Ripartire dopo il Covid-19: WaveMarketing aiuta le aziende locali

27 Maggio 2020, di Alessandra Caparello

Negli ultimi 2 mesi, a causa dell’effetto-coronavirus, due aziende su tre hanno dovuto chiudere per oltre 2 mesi e si stima che oltre il 47% avrà problemi a riaprire. In questo momento, il digitale rappresenta la chiave di volta.
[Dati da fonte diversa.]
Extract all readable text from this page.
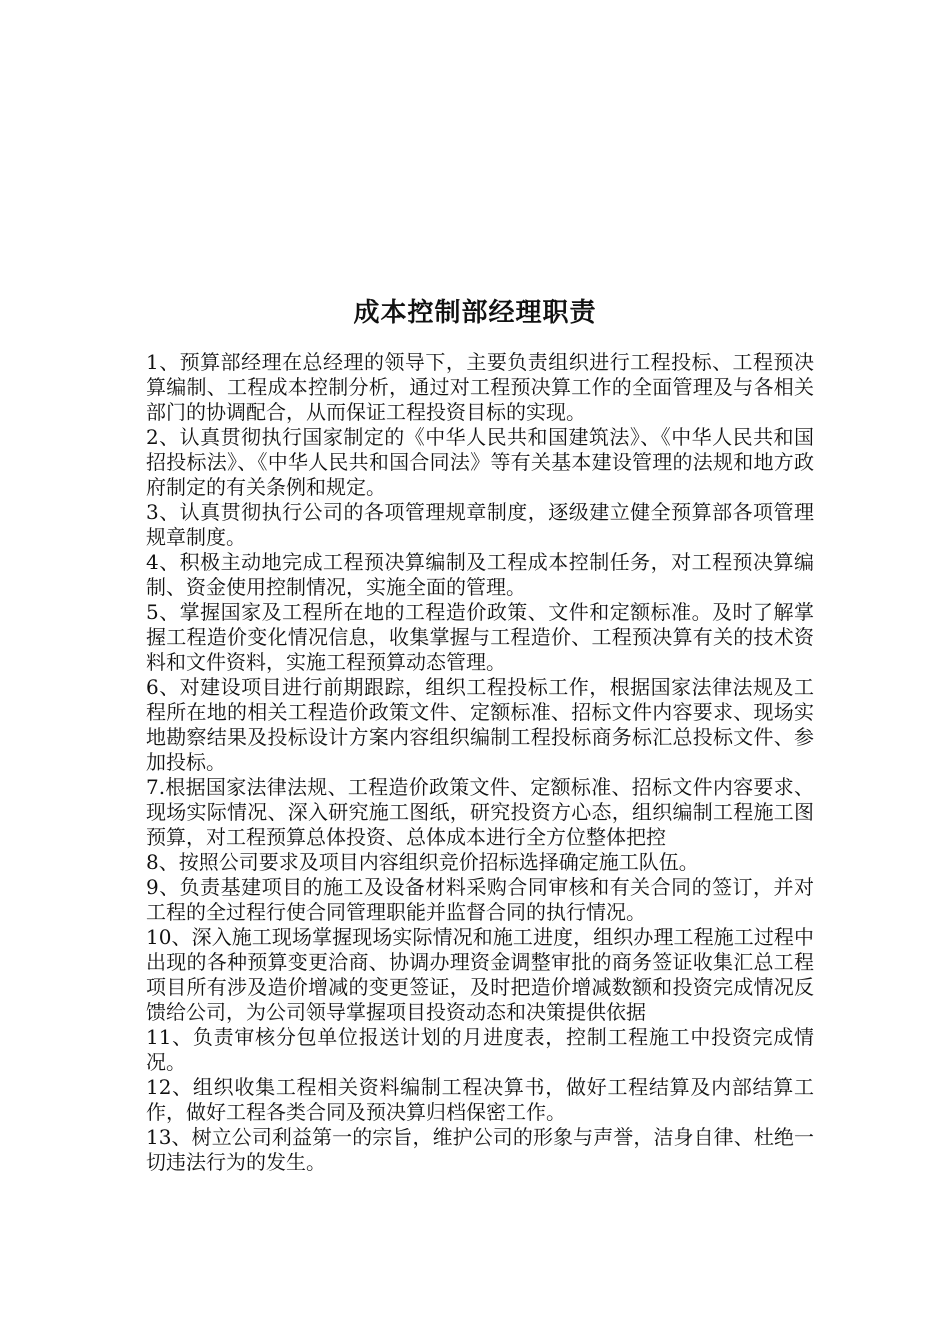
成本控制部经理职责

1、预算部经理在总经理的领导下，主要负责组织进行工程投标、工程预决算编制、工程成本控制分析，通过对工程预决算工作的全面管理及与各相关部门的协调配合，从而保证工程投资目标的实现。

2、认真贯彻执行国家制定的《中华人民共和国建筑法》、《中华人民共和国招投标法》、《中华人民共和国合同法》等有关基本建设管理的法规和地方政府制定的有关条例和规定。

3、认真贯彻执行公司的各项管理规章制度，逐级建立健全预算部各项管理规章制度。

4、积极主动地完成工程预决算编制及工程成本控制任务，对工程预决算编制、资金使用控制情况，实施全面的管理。

5、掌握国家及工程所在地的工程造价政策、文件和定额标准。及时了解掌握工程造价变化情况信息，收集掌握与工程造价、工程预决算有关的技术资料和文件资料，实施工程预算动态管理。

6、对建设项目进行前期跟踪，组织工程投标工作，根据国家法律法规及工程所在地的相关工程造价政策文件、定额标准、招标文件内容要求、现场实地勘察结果及投标设计方案内容组织编制工程投标商务标汇总投标文件、参加投标。

7.根据国家法律法规、工程造价政策文件、定额标准、招标文件内容要求、现场实际情况、深入研究施工图纸，研究投资方心态，组织编制工程施工图预算，对工程预算总体投资、总体成本进行全方位整体把控

8、按照公司要求及项目内容组织竞价招标选择确定施工队伍。

9、负责基建项目的施工及设备材料采购合同审核和有关合同的签订，并对工程的全过程行使合同管理职能并监督合同的执行情况。

10、深入施工现场掌握现场实际情况和施工进度，组织办理工程施工过程中出现的各种预算变更洽商、协调办理资金调整审批的商务签证收集汇总工程项目所有涉及造价增减的变更签证，及时把造价增减数额和投资完成情况反馈给公司，为公司领导掌握项目投资动态和决策提供依据

11、负责审核分包单位报送计划的月进度表，控制工程施工中投资完成情况。

12、组织收集工程相关资料编制工程决算书，做好工程结算及内部结算工作，做好工程各类合同及预决算归档保密工作。

13、树立公司利益第一的宗旨，维护公司的形象与声誉，洁身自律、杜绝一切违法行为的发生。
Una giovane start-up italiana nata nel 2019, WaveMarketing, ha dedicato le sue energie alla creazione di un sistema di marketing digitale per l’appunto e specifico per aziende locali in grado di aiutare le micro-imprese a lanciarsi nel digitale. Ora WaveMarketing è pronta per il lancio su vasta scala, orientata al target specifico delle aziende geo-localizzate: i centri estetici, le palestre, i parrucchieri, ecc. Le cosiddette imprese “su strada”. 

“Non cambia solo l’economia ma anche le abitudini di acquisto, trarre il massimo dal digitale diventa ora un imperativo per ogni micro-impresa. In Italia, negli ultimi anni, con l’avvento dei social e del digitale, abbiamo assistito a un mercato (quello del marketing) che basa l’efficacia dei suoi risultati su dati e criteri fini a se stessi: mi piace, commenti, clic, condivisioni etc., metriche intangibili, che non permettono un’analisi chiara e lineare dell’investimento fatto e dei guadagni ottenuti”, afferma il co-fondatore Federico Faloci, che, insieme al suo socio Danilo Dicorato, ha l’ambizione di proporre una soluzione concreta per le micro-imprese italiane che vogliono fare marketing con successo.